Quantifications showing the number of focal adhesions (A), their size frequency (B), and the cell area (C) of WT and the respective NM II-KO cell lines. (A) NM IIA-KO cells show a reduced number of mature focal adhesions (larger than 0.25 µm²), while no difference was observed for NM IIB-KO and NM IIC-KO cells. (B) The frequency distribution of FAs is shifted to smaller sizes in NM IIA-KO and NM IIB-KO cells as compared to WT cells. No difference was observed for NM IIC-KO cells. (C) The cell spreading area is not affected by the loss of NM IIA, NM IIB, or NM IIC.

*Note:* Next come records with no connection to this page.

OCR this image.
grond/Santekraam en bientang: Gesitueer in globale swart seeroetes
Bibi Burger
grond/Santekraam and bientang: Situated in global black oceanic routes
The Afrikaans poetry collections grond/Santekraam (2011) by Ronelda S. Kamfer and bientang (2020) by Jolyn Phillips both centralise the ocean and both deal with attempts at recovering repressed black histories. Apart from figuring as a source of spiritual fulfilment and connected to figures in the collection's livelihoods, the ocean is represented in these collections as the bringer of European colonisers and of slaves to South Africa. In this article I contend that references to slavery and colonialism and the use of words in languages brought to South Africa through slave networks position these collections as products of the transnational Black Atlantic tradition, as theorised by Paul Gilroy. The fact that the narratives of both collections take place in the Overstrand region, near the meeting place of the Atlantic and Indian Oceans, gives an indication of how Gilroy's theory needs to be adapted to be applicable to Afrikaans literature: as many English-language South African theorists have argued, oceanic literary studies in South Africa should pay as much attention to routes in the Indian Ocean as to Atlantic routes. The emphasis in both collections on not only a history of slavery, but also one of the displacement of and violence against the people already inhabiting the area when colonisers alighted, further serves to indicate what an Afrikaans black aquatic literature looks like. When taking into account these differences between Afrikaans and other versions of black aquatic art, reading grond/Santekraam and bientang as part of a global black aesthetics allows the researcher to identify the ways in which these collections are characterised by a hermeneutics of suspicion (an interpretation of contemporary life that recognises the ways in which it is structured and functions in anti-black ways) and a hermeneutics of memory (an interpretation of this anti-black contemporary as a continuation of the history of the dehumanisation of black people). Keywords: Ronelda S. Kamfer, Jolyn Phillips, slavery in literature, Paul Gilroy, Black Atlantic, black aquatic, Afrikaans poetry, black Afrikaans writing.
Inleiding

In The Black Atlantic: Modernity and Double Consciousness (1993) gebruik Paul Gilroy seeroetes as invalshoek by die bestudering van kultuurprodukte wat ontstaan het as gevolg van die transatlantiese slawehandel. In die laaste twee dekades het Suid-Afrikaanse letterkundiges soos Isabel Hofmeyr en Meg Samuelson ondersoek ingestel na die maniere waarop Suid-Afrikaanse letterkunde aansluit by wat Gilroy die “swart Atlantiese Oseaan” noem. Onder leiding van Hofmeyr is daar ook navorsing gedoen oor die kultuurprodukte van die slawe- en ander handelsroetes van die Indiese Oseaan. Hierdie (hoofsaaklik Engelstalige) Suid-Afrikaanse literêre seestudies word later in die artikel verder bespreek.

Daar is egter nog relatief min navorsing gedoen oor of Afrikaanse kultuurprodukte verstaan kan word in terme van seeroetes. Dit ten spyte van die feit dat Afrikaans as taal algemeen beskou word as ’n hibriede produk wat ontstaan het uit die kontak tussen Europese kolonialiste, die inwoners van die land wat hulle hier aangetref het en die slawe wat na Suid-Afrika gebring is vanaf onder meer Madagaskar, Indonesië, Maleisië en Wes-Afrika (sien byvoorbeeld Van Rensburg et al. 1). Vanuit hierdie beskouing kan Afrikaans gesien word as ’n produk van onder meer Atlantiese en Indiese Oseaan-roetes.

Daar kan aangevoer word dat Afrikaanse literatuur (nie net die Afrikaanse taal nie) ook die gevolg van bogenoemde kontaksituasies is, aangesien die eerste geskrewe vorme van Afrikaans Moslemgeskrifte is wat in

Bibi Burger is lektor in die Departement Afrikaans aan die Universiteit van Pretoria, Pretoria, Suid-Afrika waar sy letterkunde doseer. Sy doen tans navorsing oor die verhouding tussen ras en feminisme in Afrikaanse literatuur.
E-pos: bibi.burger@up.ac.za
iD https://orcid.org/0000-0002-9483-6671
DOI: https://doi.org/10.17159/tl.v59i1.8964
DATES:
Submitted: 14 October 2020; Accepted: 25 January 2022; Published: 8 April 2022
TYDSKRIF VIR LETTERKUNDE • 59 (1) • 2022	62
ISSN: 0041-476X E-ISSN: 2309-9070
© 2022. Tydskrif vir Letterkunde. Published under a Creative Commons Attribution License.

Figure 1—figure supplement 3. Paralog localization in NM II-KO cells.

Immunfluorescent labeling was used to analyze the localization and intensity of the NM II paralogs in U2OS WT or the respective NM II-KO cells. (A) In polarized WT cells, all isoforms co-localize with actin fibers throughout the cell body (NM IIA and NM IIC) or in the cell center (NM IIB). (B) In NM IIA-KO cells, the remaining paralogs show an altered localization pattern: NM IIB and NM IIC minifilaments are clustered along the remaining SFs in the cell center. (C) In NM IIB-KO cells, NM IIA and NM IIC minifilaments still localize throughout the cell body, comparable to WT cells. (D) The loss of NM IIC did not change the localization of the remaining paralogs. NM IIA is homogenously distrubuted and NM IIB accumulates in the cell center. (E) The mean fluorescence intensities of NM IIA-C was measured along segmented actin fibers and the fold change to the WT was calculated. All scenarios resulted in only mild intensity increases and no significant differences were observed. Scale bars represent 10 µm in (A)-(D).

Figure 1—figure supplement 4. Intensity quantification of NM II-paralogs.

Segmented actin fibers were used to determine the fluorescence intensities of NM IIA-C in WT and the respective NM II-KO cells. Shown are the absolute intensity values, used to calculate the fold changes in Figure 1—figure supplement 3E.